WHIPLASH


DRUMROLL PLEASE!!!

The winner of both the Audience Award and the Grand Jury Prize at this year's Sundance Film Festival has been doing the festival circuit, including here in the UK at the BFI London Film Festival. That film is of course Whiplash.

Not in UK cinemas until January 16, Whiplash tells the story of talented 19-year-old drummer Andrew Neyman (Miles Teller), who enrols at a cutthroat music school where he soon finds himself under the mentorship of Terence Fletcher (J. K. Simmons), a perfectionist music conductor who will stop at nothing to realise a student's potential talent.

Andrew wants to be great and to achieve his goal he must endure the teaching methods of Fletcher, even if those methods are questionable. To say the pair push each other to their absolute limits would be an understatement.


The intense relationship that Andrew and Fletcher share as student and teacher deserves to go down as one of the greats in the history of film and it is all owed to the electric performances from both Miles Teller and J. K. Simmons.
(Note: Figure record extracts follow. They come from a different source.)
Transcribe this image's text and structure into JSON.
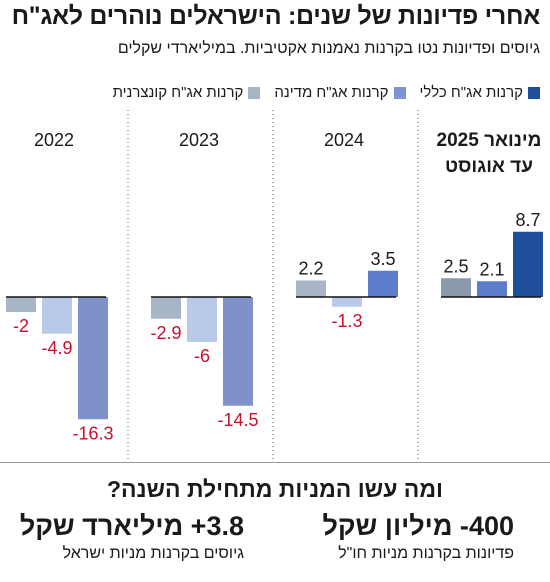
{
  "header": {
    "title": "אחרי פדיונות של שנים: הישראלים נוהרים לאג\"ח",
    "subtitle": "גיוסים ופדיונות נטו בקרנות נאמנות אקטיביות. במיליארדי שקלים"
  },
  "legend": [
    {
      "label": "קרנות אג\"ח כללי",
      "color": "#1f4e9c"
    },
    {
      "label": "קרנות אג\"ח מדינה",
      "color": "#7e95d2"
    },
    {
      "label": "קרנות אג\"ח קונצרנית",
      "color": "#a7b5c6"
    }
  ],
  "chart_data": {
    "type": "bar",
    "categories": [
      "2022",
      "2023",
      "2024",
      "מינואר 2025 עד אוגוסט"
    ],
    "series": [
      {
        "name": "קרנות אג\"ח קונצרנית",
        "values": [
          -2,
          -2.9,
          2.2,
          2.5
        ]
      },
      {
        "name": "קרנות אג\"ח מדינה",
        "values": [
          -4.9,
          -6,
          -1.3,
          2.1
        ]
      },
      {
        "name": "קרנות אג\"ח כללי",
        "values": [
          -16.3,
          -14.5,
          3.5,
          8.7
        ]
      }
    ],
    "value_labels": [
      [
        "-2",
        "-4.9",
        "-16.3"
      ],
      [
        "-2.9",
        "-6",
        "-14.5"
      ],
      [
        "2.2",
        "-1.3",
        "3.5"
      ],
      [
        "2.5",
        "2.1",
        "8.7"
      ]
    ],
    "category_labels": [
      {
        "lines": [
          "2022"
        ],
        "bold": false
      },
      {
        "lines": [
          "2023"
        ],
        "bold": false
      },
      {
        "lines": [
          "2024"
        ],
        "bold": false
      },
      {
        "lines": [
          "מינואר 2025",
          "עד אוגוסט"
        ],
        "bold": true
      }
    ],
    "colors": {
      "fills": [
        "#a7b5c6",
        "#b9c9ea",
        "#7f91c9"
      ],
      "fills_positive": [
        "#a7b5c6",
        "#7e95d2",
        "#5b7dcc"
      ],
      "latest_fills": [
        "#8a9aab",
        "#5b7dcc",
        "#1f4e9c"
      ],
      "negative_label": "#c8102e",
      "positive_label": "#1a1a1a"
    },
    "grid": false
  },
  "question": "ומה עשו המניות מתחילת השנה?",
  "stats": [
    {
      "big": "400- מיליון שקל",
      "small": "פדיונות בקרנות מניות חו\"ל"
    },
    {
      "big": "3.8+ מיליארד שקל",
      "small": "גיוסים בקרנות מניות ישראל"
    }
  ]
}
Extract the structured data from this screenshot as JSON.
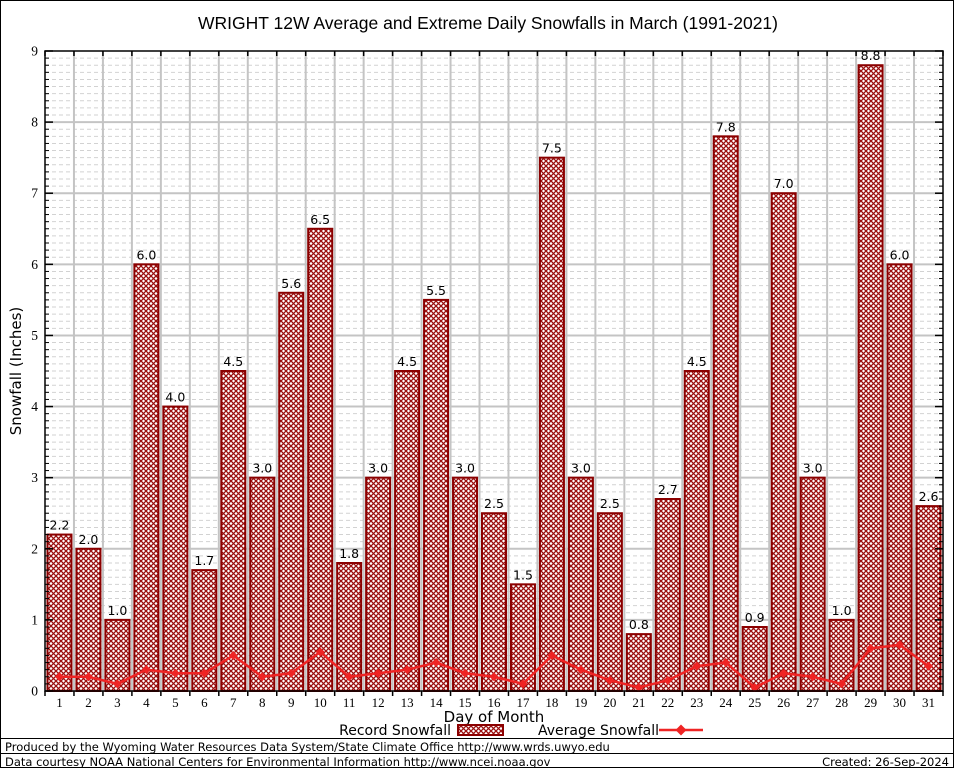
{
  "title": "WRIGHT 12W Average and Extreme Daily Snowfalls in March (1991-2021)",
  "chart_data": {
    "type": "bar",
    "title": "WRIGHT 12W Average and Extreme Daily Snowfalls in March (1991-2021)",
    "xlabel": "Day of Month",
    "ylabel": "Snowfall (Inches)",
    "ylim": [
      0,
      9
    ],
    "y_major_step": 1,
    "y_minor_step": 0.1,
    "grid": true,
    "legend_position": "bottom",
    "categories": [
      1,
      2,
      3,
      4,
      5,
      6,
      7,
      8,
      9,
      10,
      11,
      12,
      13,
      14,
      15,
      16,
      17,
      18,
      19,
      20,
      21,
      22,
      23,
      24,
      25,
      26,
      27,
      28,
      29,
      30,
      31
    ],
    "series": [
      {
        "name": "Record Snowfall",
        "type": "bar",
        "values": [
          2.2,
          2.0,
          1.0,
          6.0,
          4.0,
          1.7,
          4.5,
          3.0,
          5.6,
          6.5,
          1.8,
          3.0,
          4.5,
          5.5,
          3.0,
          2.5,
          1.5,
          7.5,
          3.0,
          2.5,
          0.8,
          2.7,
          4.5,
          7.8,
          0.9,
          7.0,
          3.0,
          1.0,
          8.8,
          6.0,
          2.6
        ]
      },
      {
        "name": "Average Snowfall",
        "type": "line",
        "values": [
          0.2,
          0.2,
          0.1,
          0.3,
          0.25,
          0.25,
          0.5,
          0.2,
          0.25,
          0.55,
          0.2,
          0.25,
          0.3,
          0.4,
          0.25,
          0.2,
          0.1,
          0.5,
          0.3,
          0.15,
          0.05,
          0.15,
          0.35,
          0.4,
          0.05,
          0.25,
          0.2,
          0.1,
          0.6,
          0.65,
          0.35
        ]
      }
    ],
    "colors": {
      "bar_hatch": "#9b0f0f",
      "bar_border": "#8b0000",
      "line": "#ef2424",
      "major_grid": "#c4c4c4",
      "minor_grid": "#d2d2d2",
      "axis": "#000000"
    }
  },
  "legend": {
    "record_label": "Record Snowfall",
    "average_label": "Average Snowfall"
  },
  "footer": {
    "line1": "Produced by the Wyoming Water Resources Data System/State Climate Office http://www.wrds.uwyo.edu",
    "line2": "Data courtesy NOAA National Centers for Environmental Information http://www.ncei.noaa.gov",
    "created": "Created: 26-Sep-2024"
  }
}
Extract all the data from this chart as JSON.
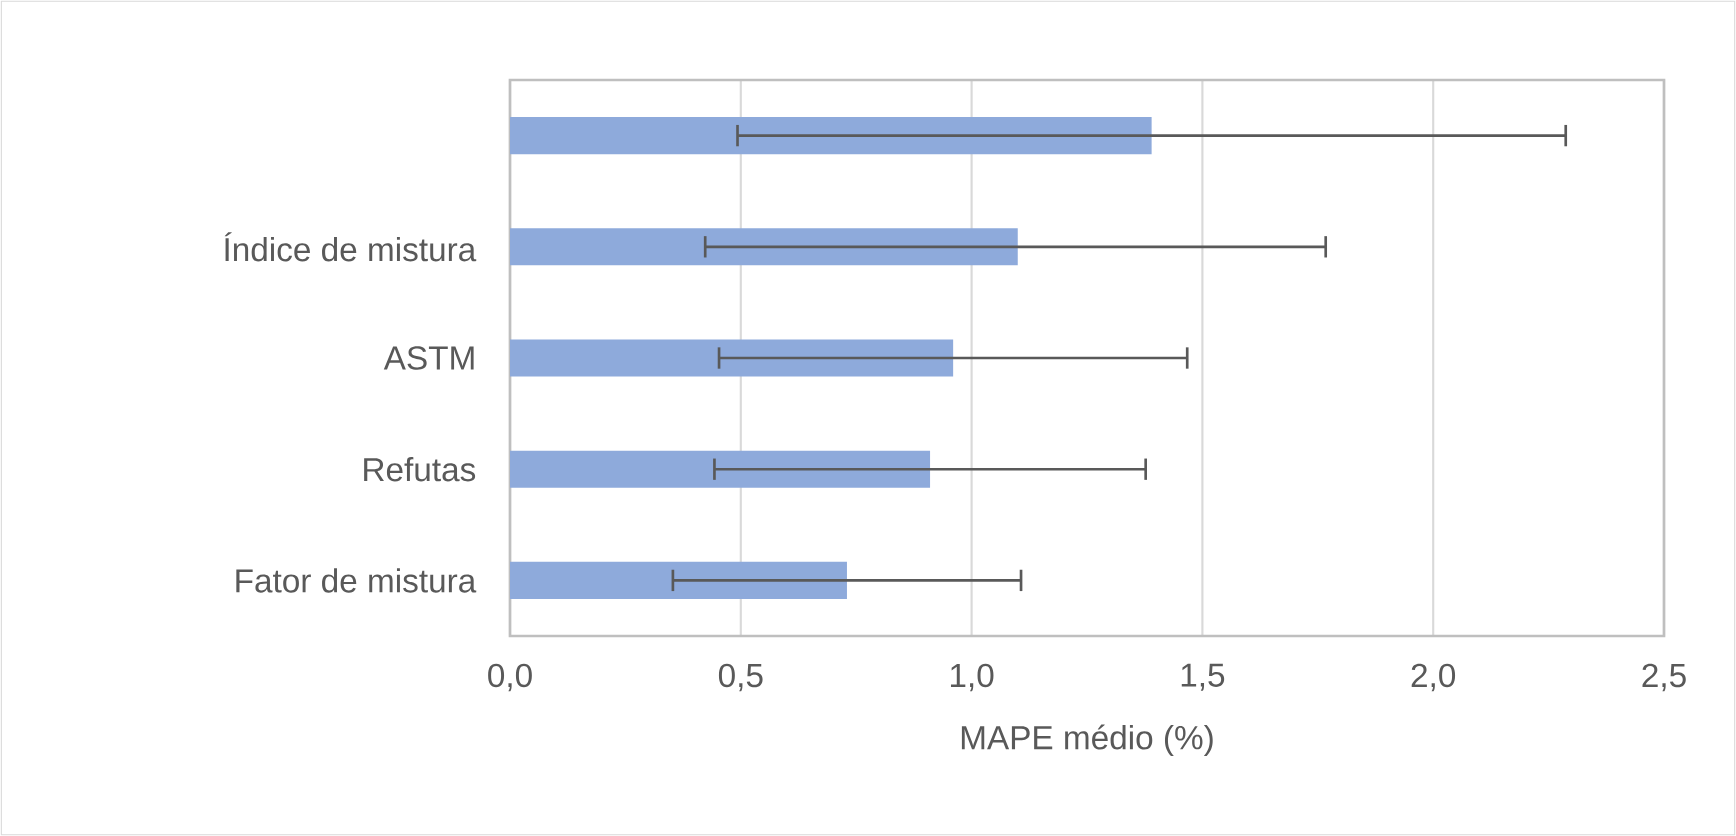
{
  "chart_data": {
    "type": "bar",
    "orientation": "horizontal",
    "xlabel": "MAPE médio (%)",
    "categories": [
      null,
      "Índice de mistura",
      "ASTM",
      "Refutas",
      "Fator de mistura"
    ],
    "values": [
      1.39,
      1.1,
      0.96,
      0.91,
      0.73
    ],
    "errors": [
      [
        0.49,
        2.29
      ],
      [
        0.42,
        1.77
      ],
      [
        0.45,
        1.47
      ],
      [
        0.44,
        1.38
      ],
      [
        0.35,
        1.11
      ]
    ],
    "color": "#8eaadb",
    "xlim": [
      0,
      2.5
    ],
    "xticks": [
      {
        "value": 0,
        "label": "0,0"
      },
      {
        "value": 0.5,
        "label": "0,5"
      },
      {
        "value": 1,
        "label": "1,0"
      },
      {
        "value": 1.5,
        "label": "1,5"
      },
      {
        "value": 2,
        "label": "2,0"
      },
      {
        "value": 2.5,
        "label": "2,5"
      }
    ],
    "grid": "x"
  }
}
Teller has already impressed in a few films before but it is Whiplash that should well and truly put him on the map. It is a performance of immense stature and even more impressive is that, for the most part, it is actually Teller himself playing the drums throughout. 

There will be much said about Teller's performance but it will be the performance of Simmons in Whiplash that will most likely see him pick up a number of gongs come the awards season. Simmons is at his merciless best as Fletcher, giving Malcolm Tucker a run for his money when it comes to dishing out insults.

If you think he was bossy as J. Jonah Jameson in the Spider-Man films, just wait until you see him here.

Teller and Simmons together share a chemistry that plays a part in making Whiplash such a riveting watch, whether the audience is engaged in their rivalry or howling with laughter at their abuse towards each other.

Whiplash is the film that will make people stand up and take notice of director Damien Chazelle. His direction of the scenes between Teller and Simmons are so well shot and edited that the tension reaches boiling point on many occasions.

Chazelle also masterfully puts together the scenes where the band are playing their music with a fantastic array of shots that make you feel every beat of the drum and gives the film its blistering pace. Try not to tap along, it's near impossible.

Whiplash is a breathtaking piece of cinema that more than deserved the thunderous applause and cheering the audience erupted into at its climax. It may be out in January here but make sure you go and see it when released, you do not want to miss it.